Typical scope: experiment design for product hypotheses, A/B-test analysis, forecasting, feature engineering and model training. Senior roles add roadmap stewardship and mentorship.
How to apply successfully
- Bring 2–3 concrete case studies: business problem → method → result → impact (in metrics).
- Add a writing sample: an experiment postmortem or an insight doc.
- Tooling specifically: dbt, Snowflake/BigQuery, Python stack (pandas, scikit-learn, statsmodels). LLM integration is increasingly common.
- Statistical rigour: at senior+ expect questions on causal inference, Bayesian methods or uplift modelling.
Frequently asked questions
- Which industries hire remote DS heavily?
- Top: B2B SaaS (product analytics), FinTech (risk modelling), HealthTech (clinical studies), AI companies (applied research). E-commerce roles often blend with ML engineering.
- How is compensation structured?
- EU-remote: 70–110k EUR mid, 110–160k EUR senior, 160–230k EUR staff. US-remote: 130–190k USD mid, 190–280k USD senior, 280–420k USD staff. AI/LLM focus currently adds +15–30%.
- DS vs ML Engineer — what is the difference?
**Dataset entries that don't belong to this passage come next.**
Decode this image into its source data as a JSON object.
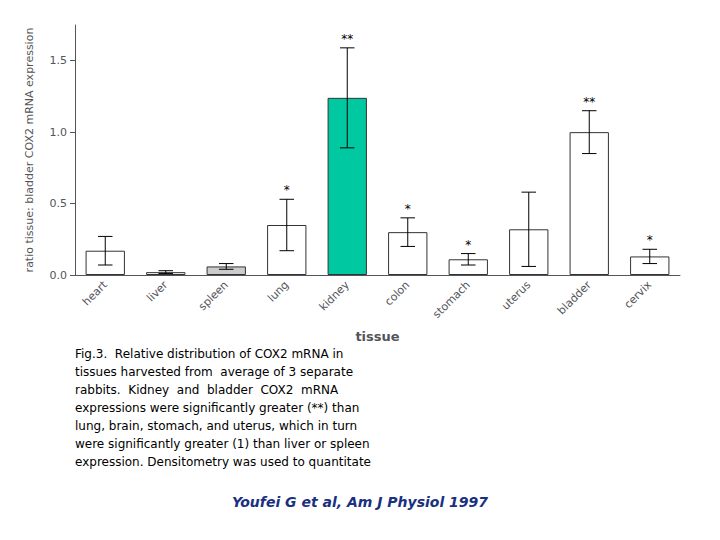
{
  "chart_data": {
    "type": "bar",
    "categories": [
      "heart",
      "liver",
      "spleen",
      "lung",
      "kidney",
      "colon",
      "stomach",
      "uterus",
      "bladder",
      "cervix"
    ],
    "values": [
      0.17,
      0.02,
      0.06,
      0.35,
      1.24,
      0.3,
      0.11,
      0.32,
      1.0,
      0.13
    ],
    "errors": [
      0.1,
      0.01,
      0.02,
      0.18,
      0.35,
      0.1,
      0.04,
      0.26,
      0.15,
      0.05
    ],
    "colors": [
      "#ffffff",
      "#ffffff",
      "#cccccc",
      "#ffffff",
      "#00c8a0",
      "#ffffff",
      "#ffffff",
      "#ffffff",
      "#ffffff",
      "#ffffff"
    ],
    "annotations": [
      null,
      null,
      null,
      "*",
      "**",
      "*",
      "*",
      null,
      "**",
      "*"
    ],
    "xlabel": "tissue",
    "ylabel": "ratio tissue: bladder COX2 mRNA expression",
    "ylim": [
      0.0,
      1.75
    ],
    "yticks": [
      {
        "value": 0.0,
        "label": "0.0"
      },
      0.5,
      {
        "value": 1.0,
        "label": "1.0"
      },
      1.5
    ],
    "grid": false,
    "caption": "Fig.3.  Relative distribution of COX2 mRNA in\ntissues harvested from  average of 3 separate\nrabbits.  Kidney  and  bladder  COX2  mRNA\nexpressions were significantly greater (**) than\nlung, brain, stomach, and uterus, which in turn\nwere significantly greater (1) than liver or spleen\nexpression. Densitometry was used to quantitate",
    "attribution": "Youfei G et al, Am J Physiol 1997"
  }
}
- DS = hypotheses + models + insights for product/business decisions. ML Engineer = production-grade ML systems. Crossover growing; many companies no longer split the roles.
- Do I need a PhD?
- For applied-DS roles, rarely required. For research scientist roles at AI companies, often expected. Filter by "research" vs "applied" to see the expectation early.